L’Associazione Vedere Oltre è stata costituita nel settembre 2013 da dodici sognatori con tanti progetti e qualche utopia.

Di certo qualche anno fa molti di noi non immaginavano di intraprendere quest’impresa, di convertire affetto, amicizia e professionalità in un’associazione. Ci siamo arrivati insieme, gradualmente, interrogandoci sul mondo della disabilità, incontrando casualmente o per professione storie diverse, vivendo direttamente, come noi genitori, la vita in compagnia della disabilità, in un confronto quotidiano tra realtà e utopia.


La realtà di una cultura ancora intrisa di distinguo, di pregiudizi appena mascherati, di schemi e di caselle in cui delimitare chi si allontana dal trend comune, ma anche piena di vittimismo, di lagnanze, di assistenzialismo, di passive attese.

E l’utopia  di immaginare la vita, con il suo gusto, le sue gioie, le sue fatiche, i suoi distacchi, i suoi impegni, anche nella disabilità, anche con la disabilità. L’utopia di poter accompagnare le persone con disabilità verso l’autonomia, di intercettare il loro gusto per la vita, la loro gioia di essere, il loro potenziale personale, senza l’obbligo di normalizzare tutto, ma cogliendone alcune fantasiose intuizioni, incanalandone i talenti, condividendone le passioni.

Non pensiamo di andare incontro alla nostra utopia da soli, ma collaborando con gli altri, cogliendo le buone prassi di chi ha sperimentato dei percorsi validi, di chi intuisce con fantasia la fattibilità di alcune proposte, di chi osa cogliere la persona più che la disabilità, di chi investe risorse e professionalità per accogliere l’originalità di ogni situazione, di chi converte la riabilitazione in azioni quotidiane, di chi non ha paura di immaginare una vita fuori dalle righe.

Ci sono tante esperienze positive che lavorano in silenzio, tante buone idee in giro con cui operare in rete. Noi vogliamo guardare avanti, esplorando concrete fattibilità, imparando a costruire la nostra utopia con umiltà e rigore, non fermandoci a soddisfare un bisogno personale, ma allargando il nostro sguardo al territorio e alle istituzioni perché avvertano che è necessario andare oltre l’assistenza per dare dignità all’esistenza, ad una vita in cui la disabilità sia solo un tassello del tutto.

Per questo ci impegnamo, prima di tutto, a promuovere la cultura della solidarietà, dell’accoglienza, dell’inclusione e dello scambio tra persone,  realizzando una serie di workshop in cui ci si confronti con il quotidiano per far emergere strade percorribili già ora.  Vogliamo attuare percorsi che aiutino i bambini, gli adolescenti, i giovani e gli adulti svantaggiati dalle disabilità a diventare protagonisti del proprio futuro, sostenendo le famiglie nel cammino verso l’autonomia dei propri figli e sviluppare iniziative di formazione per operatori motivati in collaborazione con Enti e Università.

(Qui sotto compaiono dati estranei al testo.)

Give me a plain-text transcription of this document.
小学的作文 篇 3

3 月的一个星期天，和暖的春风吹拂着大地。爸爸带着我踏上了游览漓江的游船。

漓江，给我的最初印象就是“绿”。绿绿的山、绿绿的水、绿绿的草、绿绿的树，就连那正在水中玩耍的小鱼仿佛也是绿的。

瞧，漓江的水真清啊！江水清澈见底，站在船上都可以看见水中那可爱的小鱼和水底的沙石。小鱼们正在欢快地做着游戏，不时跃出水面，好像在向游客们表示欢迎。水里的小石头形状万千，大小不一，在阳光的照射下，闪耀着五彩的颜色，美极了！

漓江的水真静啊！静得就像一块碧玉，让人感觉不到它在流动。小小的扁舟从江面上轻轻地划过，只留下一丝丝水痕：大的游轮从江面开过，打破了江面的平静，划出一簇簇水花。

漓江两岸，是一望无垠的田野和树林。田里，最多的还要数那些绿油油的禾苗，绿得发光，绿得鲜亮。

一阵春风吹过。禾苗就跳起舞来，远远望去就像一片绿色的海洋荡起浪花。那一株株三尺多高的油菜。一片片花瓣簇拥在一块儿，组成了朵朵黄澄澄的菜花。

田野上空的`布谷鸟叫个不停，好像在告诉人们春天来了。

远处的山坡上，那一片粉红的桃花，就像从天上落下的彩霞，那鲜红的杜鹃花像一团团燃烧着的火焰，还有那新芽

Vogliamo rendere concrete queste azioni attraverso una progressività che,  partendo da  spazi ludici e di amicizia per il tempo libero dei giovani con disabilità, crei opportunità di vacanze e fine settimana fuori della famiglia tali da far nascere in loro la voglia e il bisogno di uscire di casa per dare aria a quella parte di sé che preme oltre la disabilità.

e poi una residenzialità, una casa famiglia in cui andare a vivere in un futuro non troppo lontano, dove trovare i propri spazi, coltivare la proprie passioni, imparare la condivisione, vivere da adulti.

 

Pur coscienti delle difficoltà intrinseche al periodo che stiamo vivendo, dei tempi lunghi, delle resistenze psicologiche verso il distacco, della criticità di reperire operatori professionalmente preparati e umanamente motivati, dell’impegno economico che ciò comporta,  osiamo vedere oltre, ripetendo a noi stessi per primi e a chi vuole condividere con noi quest’impresa, l’invito di Don Tonino Bello “Non fate riduzioni sui sogni, non praticate sconti sull’utopia”.